Policy-makers should consider the idea of local authorities holding the GP contract, the chair of an influential group of GP commissioners has said.

Dr Charles Alessi, who is chair of the National Association for Primary Care, told an audience at the commissioning show in London today that the model was attractive and was a third way between the independent contractor status and being part of large groups of integrated providers.

Dr Alessi, who is one of the pioneers of the PMS contract, said that ‘people… are thinking about that now’ as a means to introduce more localism into general practice.

Responding to a question from the floor on the future of the independent contractor status, Dr Alessi explained: ‘I would suggest there’s also another variant we haven’t talked about, and that’s general practice and local government.

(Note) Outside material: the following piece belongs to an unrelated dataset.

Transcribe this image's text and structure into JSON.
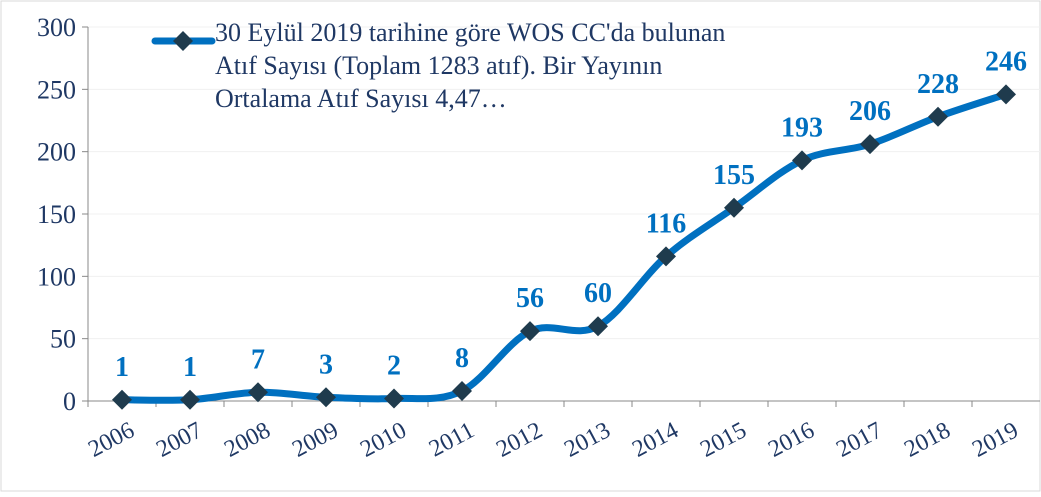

‘Because some people I know are thinking about that now. That is really quite attractive in the models you’re describing.’

Speaking to Pulse after the talk, Dr Alessi explained he personally wasn’t advocating the stance, but said: ‘What I am suggesting is, one has to keep a completely open mind about these things.

‘I’m not advocating that everybody immediately gets a contract with their local authority. If you’re thinking in terms of “local” being where things are happening, then clearly there is some benefit of people working with in that system.

‘It’s pretty obvious what the advantage could be.’

Dr Richard Vautrey, deputy chair of the GPC, said: ‘Local authorities would not and should not hold GP contracts. It would be a rapid route to large scale commercial companies taking over. Local authorities are rapidly moving away from holding contracts and instead commissioning private providers to deliver services once done by themselves.’

‘The obsession with the independent contractor status is misplaced. The problem is that we only have 3/4 of the necessary funding to make practices sustainable, not the fact that GPs hold the contract. Indeed the ICS is one of the main reasons why general practice is so cost effective and responsive to change.’